Évoquant notamment son expérience au sein du ministère des Télécoms, M. Bassil a d'abord évoqué au chapitre de ses réalisations « la baisse des tarifs des communications de la téléphonie mobile, pour la première fois dans l'histoire de ce secteur au Liban », ainsi que « l'amélioration des services du téléphone cellulaire », en sus de l'introduction de nouvelles technologies. Abordant le volet politique de l'expérience du CPL au sein du gouvernement, M. Bassil a affirmé que « la présence d'un courant réformateur au niveau du pouvoir exécutif n'est pas bien perçue, à l'instar de la présence du général Michel Aoun à la présidence de la République, car les objectifs proclamés du Courant patriotique libre sont incompatibles avec la raison d'être de l'équipe au pouvoir ». « D'où la volonté d'isoler et d'éliminer, à la première occasion, ce courant réformateur », a-t-il déclaré.

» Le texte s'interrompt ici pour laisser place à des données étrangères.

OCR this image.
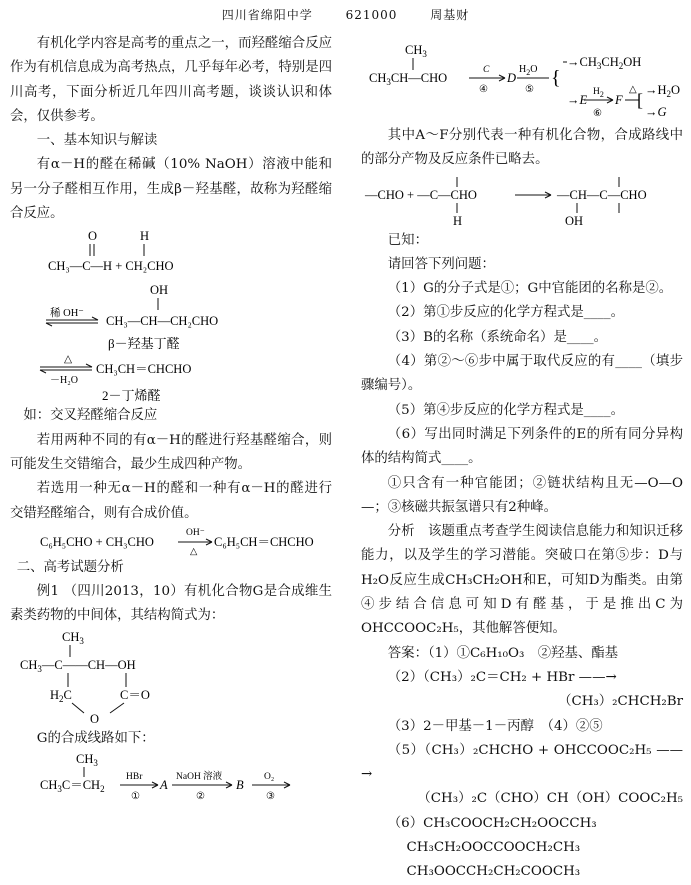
四川省绵阳中学	621000	周基财

有机化学内容是高考的重点之一，而羟醛缩合反应作为有机信息成为高考热点，几乎每年必考，特别是四川高考，下面分析近几年四川高考题，谈谈认识和体会，仅供参考。

一、基本知识与解读

有α－H的醛在稀碱（10% NaOH）溶液中能和另一分子醛相互作用，生成β－羟基醛，故称为羟醛缩合反应。

O	H
CH₃—C—H + CH₂CHO
OH
稀 OH⁻
CH₃—CH—CH₂CHO
β－羟基丁醛
△
－H₂O
CH₃CH＝CHCHO
2－丁烯醛

如：交叉羟醛缩合反应

若用两种不同的有α－H的醛进行羟基醛缩合，则可能发生交错缩合，最少生成四种产物。

若选用一种无α－H的醛和一种有α－H的醛进行交错羟醛缩合，则有合成价值。

C₆H₅CHO + CH₃CHO
OH⁻
△
C₆H₅CH＝CHCHO

二、高考试题分析

例1 （四川2013，10）有机化合物G是合成维生素类药物的中间体，其结构简式为：

$CH_3$
$CH_3—C——CH—OH$
$H_2C$	C＝O
O

G的合成线路如下：

$CH_3$
$CH_3C=CH_2$
HBr
①
A
NaOH 溶液
②
B
O₂
③
$CH_3$
$CH_3CH—CHO$
C
④
D
$H_2O$
⑤
{
$\to CH_3CH_2OH$
→E
$H_2$
⑥
F
△
[ $\to H_2O$
→G

其中A～F分别代表一种有机化合物，合成路线中的部分产物及反应条件已略去。

—CHO + —C—CHO
H
—CH—C—CHO
OH

已知：

请回答下列问题：

（1）G的分子式是①；G中官能团的名称是②。

（2）第①步反应的化学方程式是____。

（3）B的名称（系统命名）是____。

（4）第②～⑥步中属于取代反应的有____（填步骤编号）。

（5）第④步反应的化学方程式是____。

（6）写出同时满足下列条件的E的所有同分异构体的结构简式____。

①只含有一种官能团；②链状结构且无—O—O—；③核磁共振氢谱只有2种峰。

分析　该题重点考查学生阅读信息能力和知识迁移能力，以及学生的学习潜能。突破口在第⑤步：D与H₂O反应生成CH₃CH₂OH和E，可知D为酯类。由第④步结合信息可知D有醛基，于是推出C为OHCCOOC₂H₅，其他解答便知。

答案：（1）①C₆H₁₀O₃　②羟基、酯基

（2）（CH₃）₂C＝CH₂ + HBr ——→

（CH₃）₂CHCH₂Br

（3）2－甲基－1－丙醇　（4）②⑤

（5）（CH₃）₂CHCHO + OHCCOOC₂H₅ ——→

（CH₃）₂C（CHO）CH（OH）COOC₂H₅

（6）CH₃COOCH₂CH₂OOCCH₃

CH₃CH₂OOCCOOCH₂CH₃

CH₃OOCCH₂CH₂COOCH₃
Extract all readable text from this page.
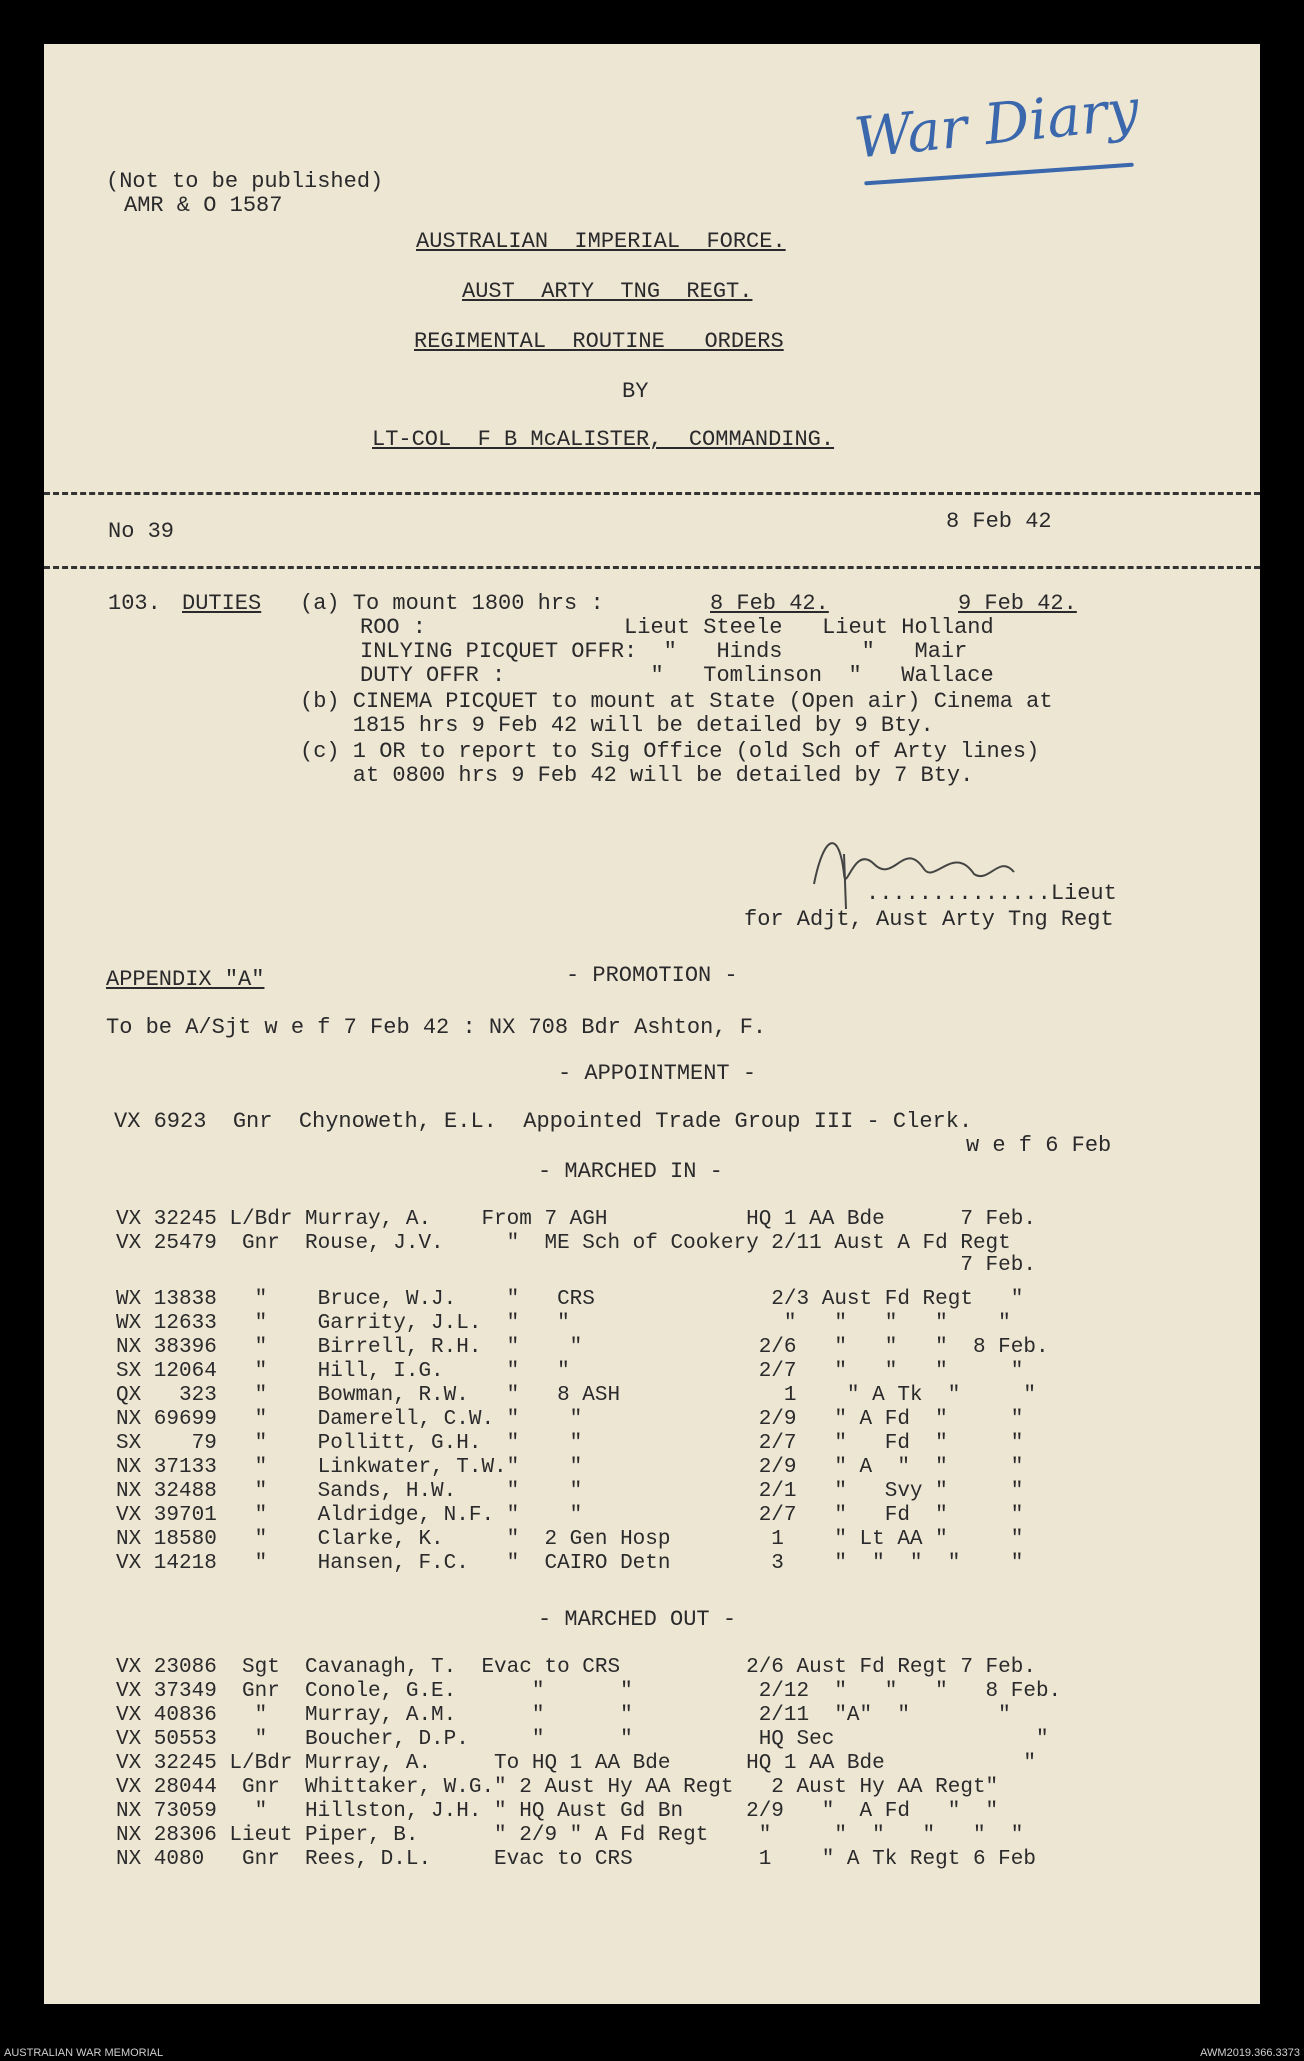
War Diary
(Not to be published)
AMR & O 1587
AUSTRALIAN  IMPERIAL  FORCE.
AUST  ARTY  TNG  REGT.
REGIMENTAL  ROUTINE   ORDERS
BY
LT-COL  F B McALISTER,  COMMANDING.
No 39	8 Feb 42
103. DUTIES (a) To mount 1800 hrs :	8 Feb 42.	9 Feb 42.
ROO :               Lieut Steele   Lieut Holland
INLYING PICQUET OFFR:  "   Hinds      "   Mair
DUTY OFFR :           "   Tomlinson  "   Wallace
(b) CINEMA PICQUET to mount at State (Open air) Cinema at
1815 hrs 9 Feb 42 will be detailed by 9 Bty.
(c) 1 OR to report to Sig Office (old Sch of Arty lines)
at 0800 hrs 9 Feb 42 will be detailed by 7 Bty.
..............Lieut
for Adjt, Aust Arty Tng Regt
APPENDIX "A"	- PROMOTION -
To be A/Sjt w e f 7 Feb 42 : NX 708 Bdr Ashton, F.
- APPOINTMENT -
VX 6923  Gnr  Chynoweth, E.L.  Appointed Trade Group III - Clerk.
w e f 6 Feb
- MARCHED IN -
VX 32245 L/Bdr Murray, A.    From 7 AGH           HQ 1 AA Bde      7 Feb.
VX 25479  Gnr  Rouse, J.V.     "  ME Sch of Cookery 2/11 Aust A Fd Regt
7 Feb.
WX 13838   "    Bruce, W.J.    "   CRS              2/3 Aust Fd Regt   "
WX 12633   "    Garrity, J.L.  "   "                 "   "   "   "    "
NX 38396   "    Birrell, R.H.  "    "              2/6   "   "   "  8 Feb.
SX 12064   "    Hill, I.G.     "   "               2/7   "   "   "     "
QX   323   "    Bowman, R.W.   "   8 ASH             1    " A Tk  "     "
NX 69699   "    Damerell, C.W. "    "              2/9   " A Fd  "     "
SX    79   "    Pollitt, G.H.  "    "              2/7   "   Fd  "     "
NX 37133   "    Linkwater, T.W."    "              2/9   " A  "  "     "
NX 32488   "    Sands, H.W.    "    "              2/1   "   Svy "     "
VX 39701   "    Aldridge, N.F. "    "              2/7   "   Fd  "     "
NX 18580   "    Clarke, K.     "  2 Gen Hosp        1    " Lt AA "     "
VX 14218   "    Hansen, F.C.   "  CAIRO Detn        3    "  "  "  "    "
- MARCHED OUT -
VX 23086  Sgt  Cavanagh, T.  Evac to CRS          2/6 Aust Fd Regt 7 Feb.
VX 37349  Gnr  Conole, G.E.      "      "          2/12  "   "   "   8 Feb.
VX 40836   "   Murray, A.M.      "      "          2/11  "A"  "       "
VX 50553   "   Boucher, D.P.     "      "          HQ Sec                "
VX 32245 L/Bdr Murray, A.     To HQ 1 AA Bde      HQ 1 AA Bde           "
VX 28044  Gnr  Whittaker, W.G." 2 Aust Hy AA Regt   2 Aust Hy AA Regt"
NX 73059   "   Hillston, J.H. " HQ Aust Gd Bn     2/9   "  A Fd   "  "
NX 28306 Lieut Piper, B.      " 2/9 " A Fd Regt    "     "  "   "   "  "
NX 4080   Gnr  Rees, D.L.     Evac to CRS          1    " A Tk Regt 6 Feb
AUSTRALIAN WAR MEMORIAL	AWM2019.366.3373
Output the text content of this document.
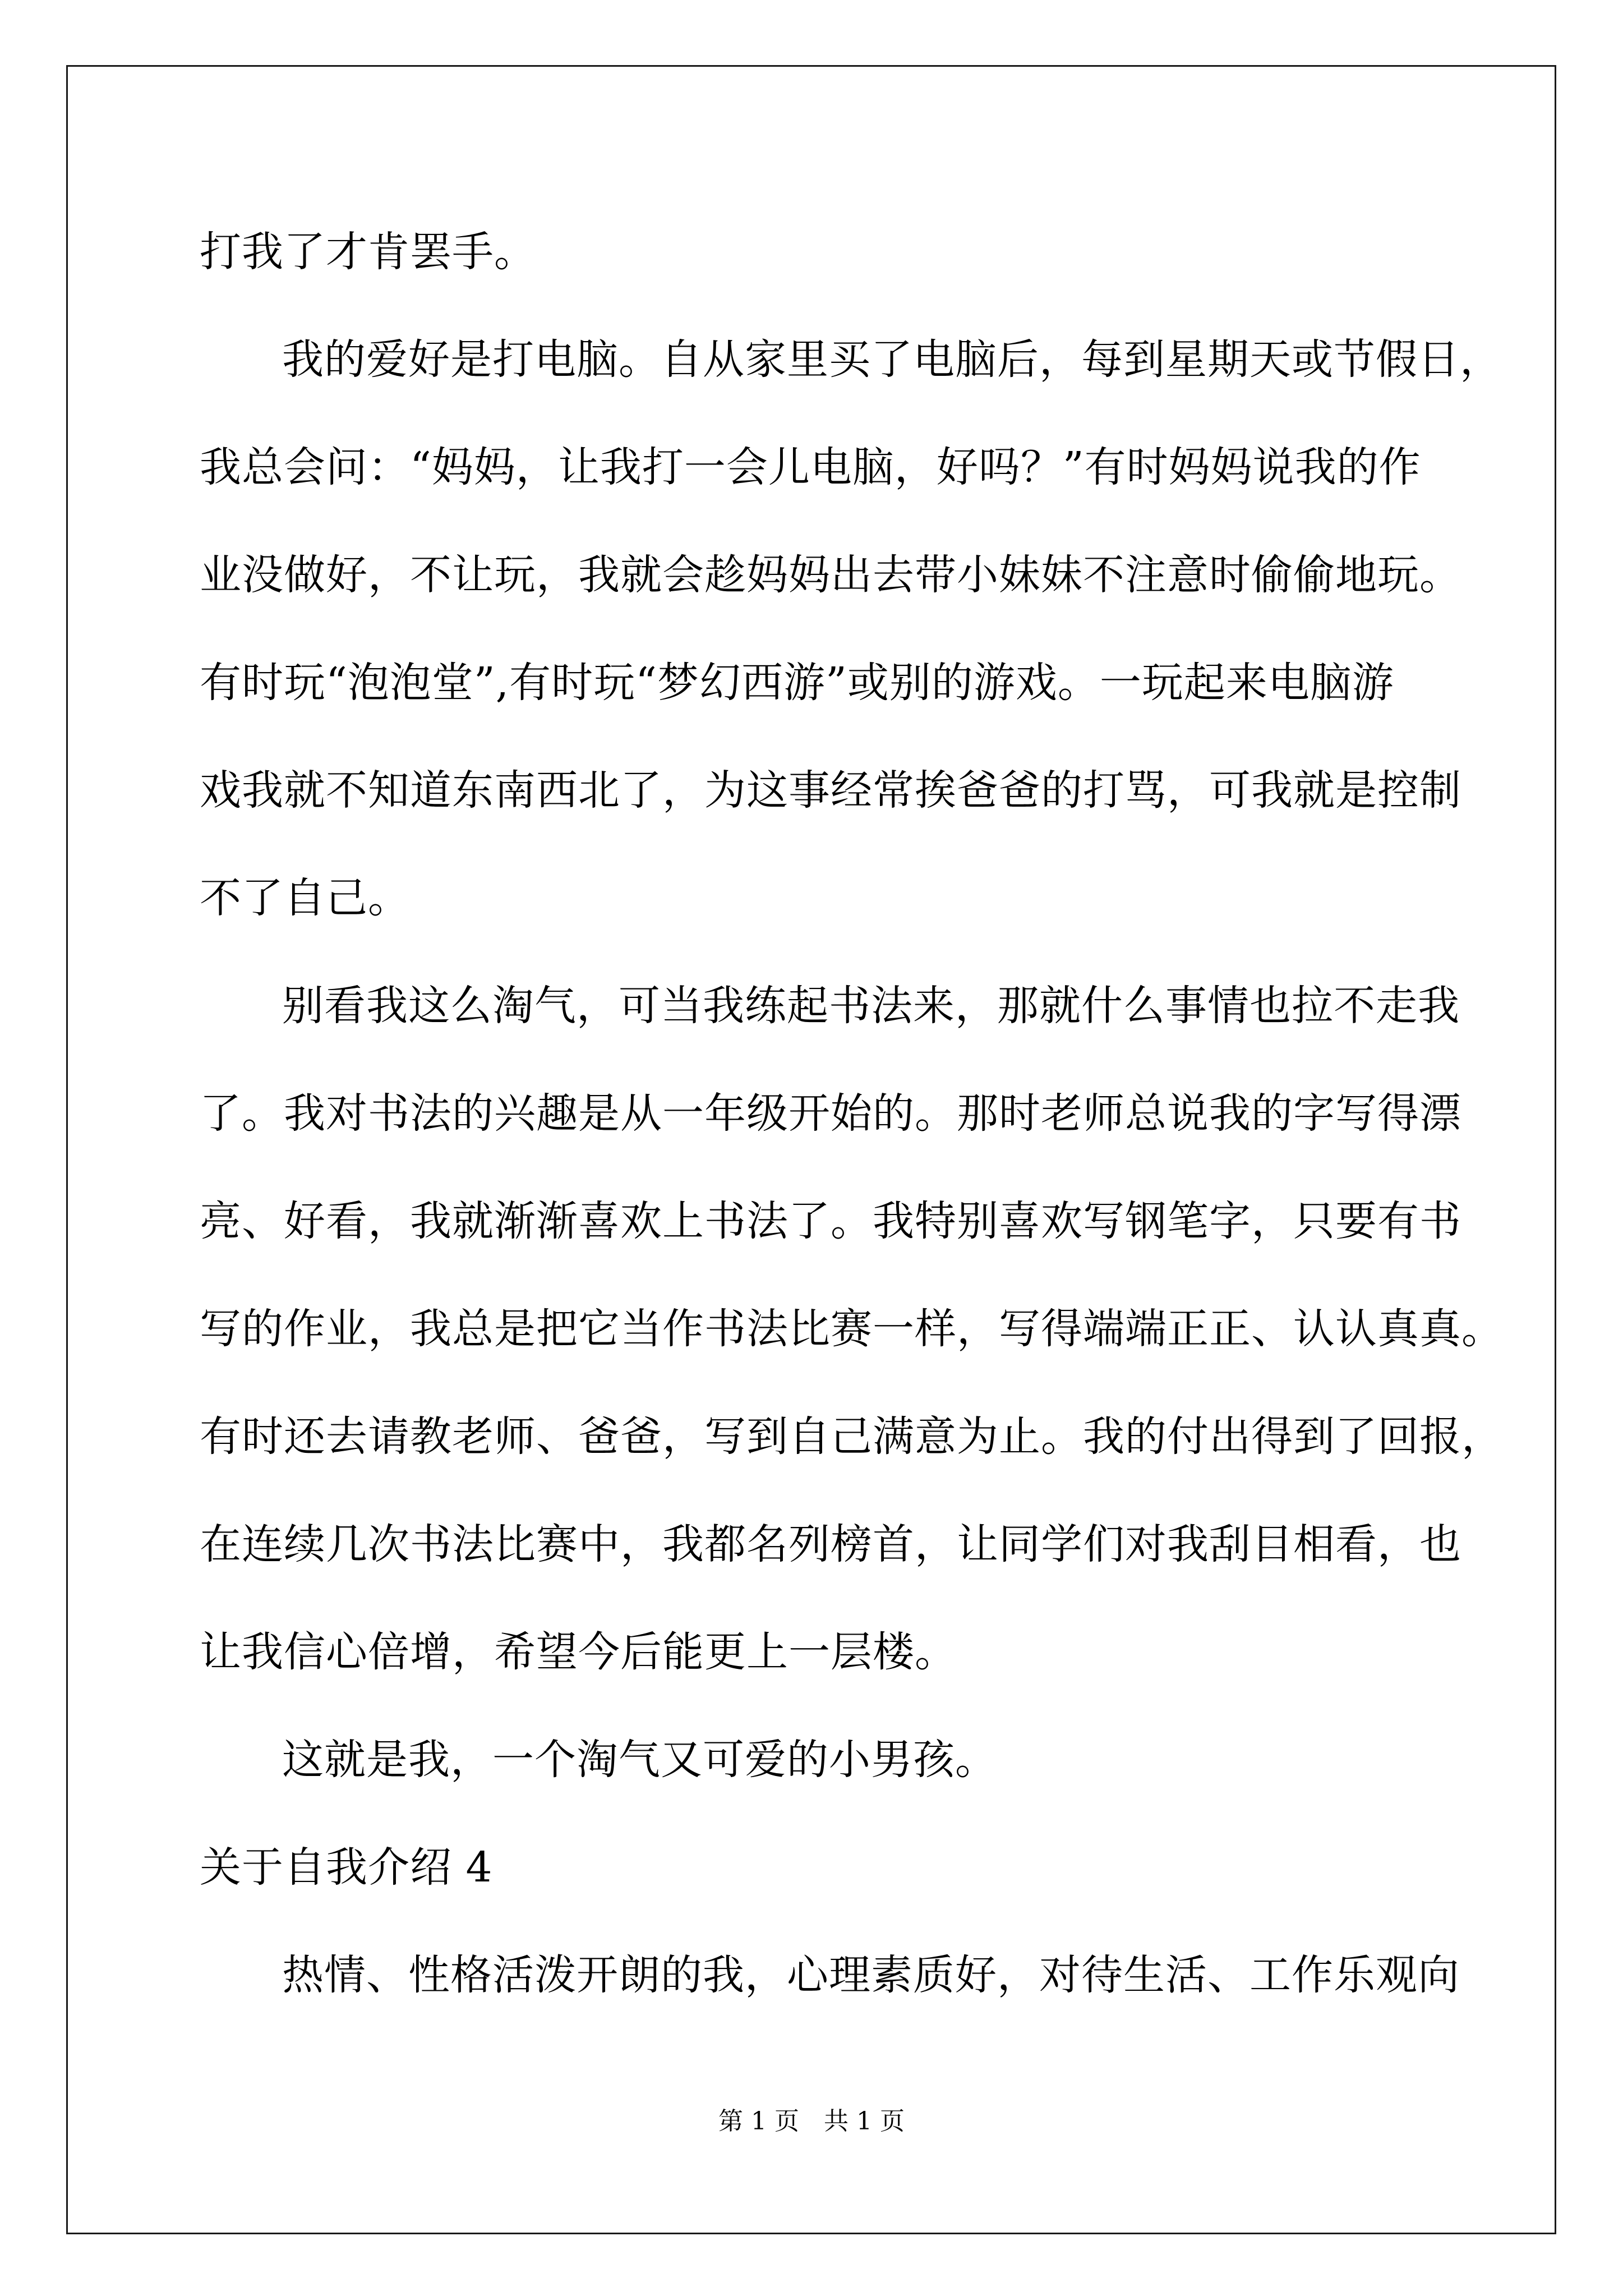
打我了才肯罢手。
我的爱好是打电脑。自从家里买了电脑后，每到星期天或节假日，
我总会问：“妈妈，让我打一会儿电脑，好吗？”有时妈妈说我的作
业没做好，不让玩，我就会趁妈妈出去带小妹妹不注意时偷偷地玩。
有时玩“泡泡堂”,有时玩“梦幻西游”或别的游戏。一玩起来电脑游
戏我就不知道东南西北了，为这事经常挨爸爸的打骂，可我就是控制
不了自己。
别看我这么淘气，可当我练起书法来，那就什么事情也拉不走我
了。我对书法的兴趣是从一年级开始的。那时老师总说我的字写得漂
亮、好看，我就渐渐喜欢上书法了。我特别喜欢写钢笔字，只要有书
写的作业，我总是把它当作书法比赛一样，写得端端正正、认认真真。
有时还去请教老师、爸爸，写到自己满意为止。我的付出得到了回报，
在连续几次书法比赛中，我都名列榜首，让同学们对我刮目相看，也
让我信心倍增，希望今后能更上一层楼。
这就是我，一个淘气又可爱的小男孩。
关于自我介绍 4
热情、性格活泼开朗的我，心理素质好，对待生活、工作乐观向
第 1 页　共 1 页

M. Bassil a, par ailleurs, fait allusion implicitement au veto imposé à son retour au gouvernement, soulignant que ce veto « ne vise pas une personne, mais il vise la pensée du général Aoun, le projet du Courant patriotique libre, le modèle et le rêve ». « D'aucuns pourraient affirmer que le slogan de la lutte contre la corruption n'a pas porté ses fruits sur le plan électoral et n'a pas été rassembleur, a souligné M. Bassil. Mais sans la lutte contre la corruption, notre projet et l'édification de l'État seraient dans l'impasse. Il n'est pas envisageable de s'accommoder de la corruption. De la même manière, la résistance n'aura aucun sens si ses sacrifices ne débouchent pas sur l'édification de l'État et de ses institutions, et l'indépendance n'aura également aucun sens si elle n'aboutit pas à des institutions affranchies de la corruption. »
Sur un autre plan, M. Bassil a déploré que la politique économique du gouvernement ne soit pas basée sur le développement des secteurs productifs, tels que l'industrie et l'agriculture. Il a également dénoncé la politique de privatisation de certains services publics, tels que l'électricité, l'eau et les télécommunications « sous prétexte que l'État est un mauvais gestionnaire ».
En conclusion, le ministre sortant des Télécoms s'est élevé contre le clientélisme politique au sein de l'administration publique, déplorant que certaines parties ne sachent pas faire la distinction entre la gestion ministérielle et les considérations politiques.